М-р Домби говорил с одушевлением, и лицо его почти побагровело от сильного волнения, в каком до этой поры даже Каркер никогда его не видал. Мало-по-малу, однако, он пришел в обыкновенное положение и заключил свою речь более спокойным, хотя не менее величественным тоном:

- Итак, м-р Каркер, вы примете на себя труд представить вниманию м-с Домби этот важный пункт со всеми подробностями, которые к нему могут относиться. Не забудьте, что он должен составить первую статью в поручении, на вас возложенном.

М-р Каркер вышел из-за стола, поклонился и с задумчивым видом остановился перед камином, опустив свой гладкий подбородок на бархатную руку. В его взоре, обращенном на м-ра Домби, выражалось самое злобное, мефистофелевское лукавство и вместе сознание полного торжества над своим великим командиром. М-р Домби, между тем, снова приняв величественную позу, изволил любоваться на заморскую птицу, которая для его удовольствия выбивалась изо всех сил, гарцуя около своего большого обручального кольца.

- Прошу извинить, - сказал Каркер, усаживаясь опять на стул против м-ра Домби, - но для меня необходимы некоторые пояснения. Знает ли м-с Домби, что вы намерены сделать меня органом вашего неудовольствия?

- A зачем она знает? - быстро возразил Каркер.

- Как зачем? - я ей говорил.

- Так. A зачем вы говорили, смею спросить?

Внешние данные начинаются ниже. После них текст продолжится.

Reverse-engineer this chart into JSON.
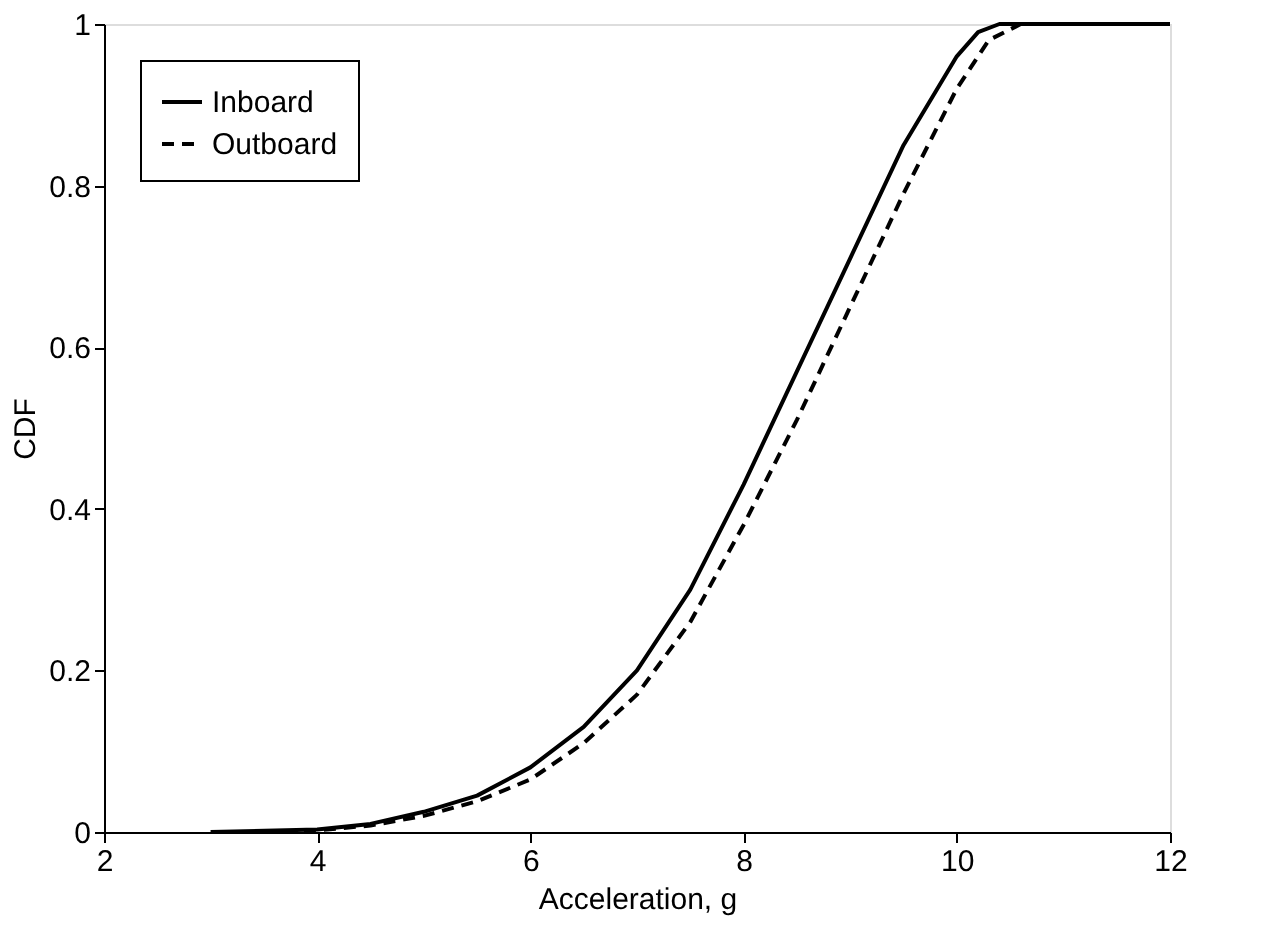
{
  "chart_data": {
    "type": "line",
    "xlabel": "Acceleration, g",
    "ylabel": "CDF",
    "xlim": [
      2,
      12
    ],
    "ylim": [
      0,
      1
    ],
    "xticks": [
      2,
      4,
      6,
      8,
      10,
      12
    ],
    "yticks": [
      0,
      0.2,
      0.4,
      0.6,
      0.8,
      1
    ],
    "grid": false,
    "legend": "top left",
    "marker": "none",
    "series": [
      {
        "name": "Inboard",
        "color": "#000000",
        "line_style": "solid",
        "x": [
          3.0,
          4.0,
          4.5,
          5.0,
          5.5,
          6.0,
          6.5,
          7.0,
          7.5,
          8.0,
          8.5,
          9.0,
          9.5,
          10.0,
          10.2,
          10.4,
          12.0
        ],
        "values": [
          0,
          0.003,
          0.01,
          0.025,
          0.045,
          0.08,
          0.13,
          0.2,
          0.3,
          0.43,
          0.57,
          0.71,
          0.85,
          0.96,
          0.99,
          1.0,
          1.0
        ]
      },
      {
        "name": "Outboard",
        "color": "#000000",
        "line_style": "dashed",
        "x": [
          3.5,
          4.0,
          4.5,
          5.0,
          5.5,
          6.0,
          6.5,
          7.0,
          7.5,
          8.0,
          8.5,
          9.0,
          9.5,
          10.0,
          10.3,
          10.6
        ],
        "values": [
          0,
          0.002,
          0.008,
          0.02,
          0.038,
          0.065,
          0.11,
          0.17,
          0.26,
          0.38,
          0.51,
          0.65,
          0.79,
          0.92,
          0.98,
          1.0
        ]
      }
    ]
  }
}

Извините, - продолжал Каркерь, улыбаясь и положив свою бархатную руку на плечо м-ра Домби, - но мне надобно хорошо знать сущность дела, чтобы тем успешнее совершить важное поручение, от которого, нет сомнения, должны произойти самые благодетельные последствия. Кажется, впрочем, я с удовлетворительною ясностью представляю себе главные обстоятельства. Я не имею счастья пользоваться добрым мнением м-с Домби. В моем положении, разумеется, было бы глупо на это разсчитывать, но все же мне надобно уяснить этот пункт. Потрудитесь же сказать, точно ли м-с Домби гневается на меня?

- Может быть.

будет узнать о вашем неудовольствии именно через меня?

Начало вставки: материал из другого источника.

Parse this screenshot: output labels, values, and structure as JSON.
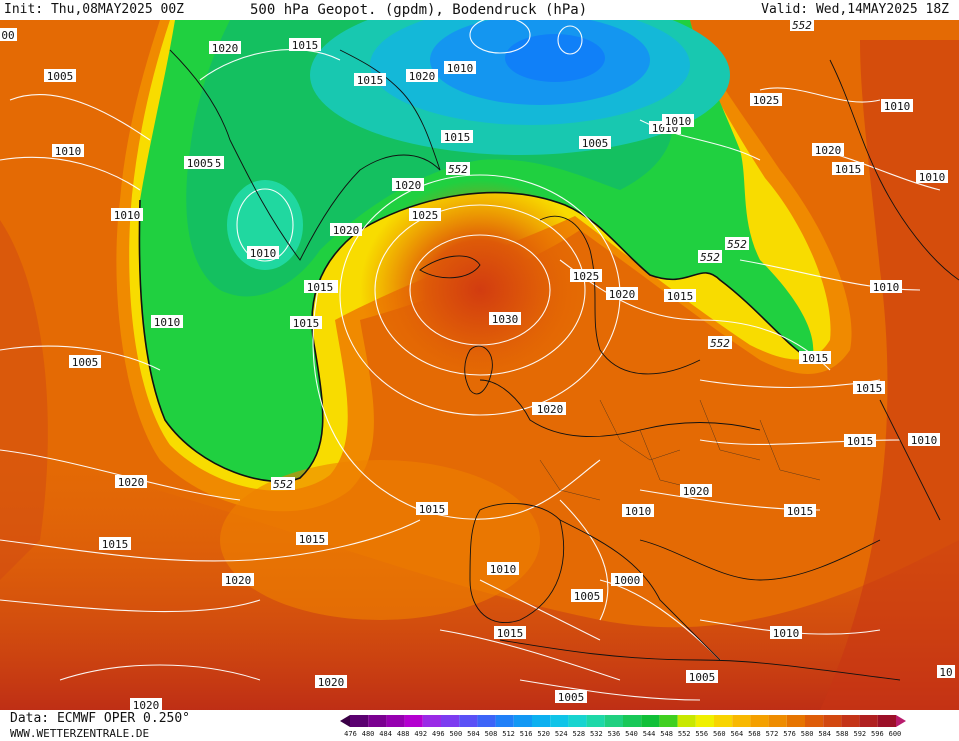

- Каркер, я вам говорил и еще повторяю, что нет никакой надобности вам или мне принимать в соображение тот или другой образ мыслей м-с Домби. Пусть предположение ваше справедливо; что же из этого?

- Извините. Но если я хорошо вас понимаю, дело идет, кажется, о том, чтобы унизить, во что бы то ни стало, гордость м-с Домби... я осмелился употребить это слово для выражения качества, которое, будучи приведено в свои приличные границы, неоспоримо содействует к возвышению очаровательных прелестей леди, столь знаменитой по своей красоте и талантам. Словом сказать, сэр, вы хотите наказать... то есть, не то, чтобы наказать, a обратить свою супругу к пределам подчиненности, которая теперь от нея требуется по естественному и законному праву.

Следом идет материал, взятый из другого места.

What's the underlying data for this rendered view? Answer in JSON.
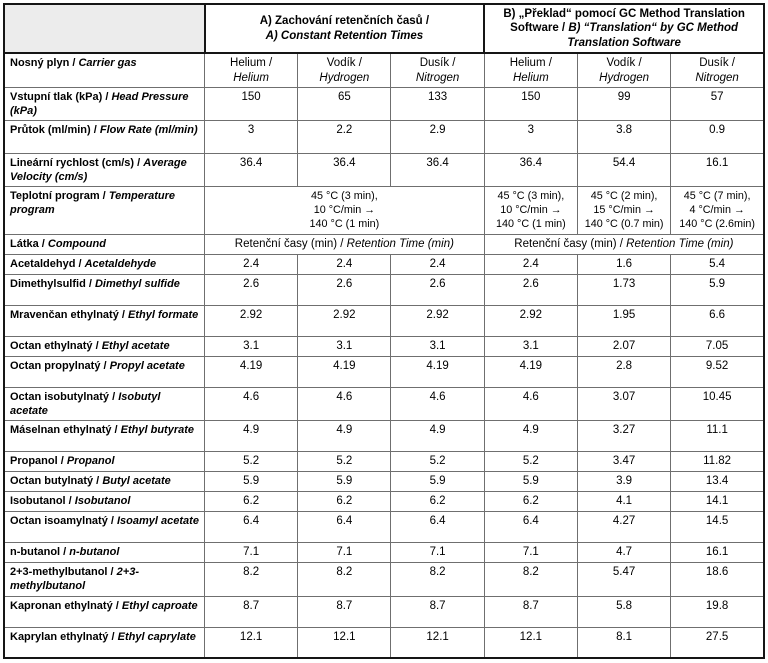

- Каркер, вам должно быть извесгно, что я не привык никому отдавать подробных отчетов в своем поведении. Я вам не возражаю и не хочу возражать. Но если вы сами имеете что-нибудь сказать против изложенных пунктов, - говорите; это другой вопрос. Признаюсь, однако, я никак не предполагал, чтобы доверие мое, в каком бы то ни было случае, могло вас унизить...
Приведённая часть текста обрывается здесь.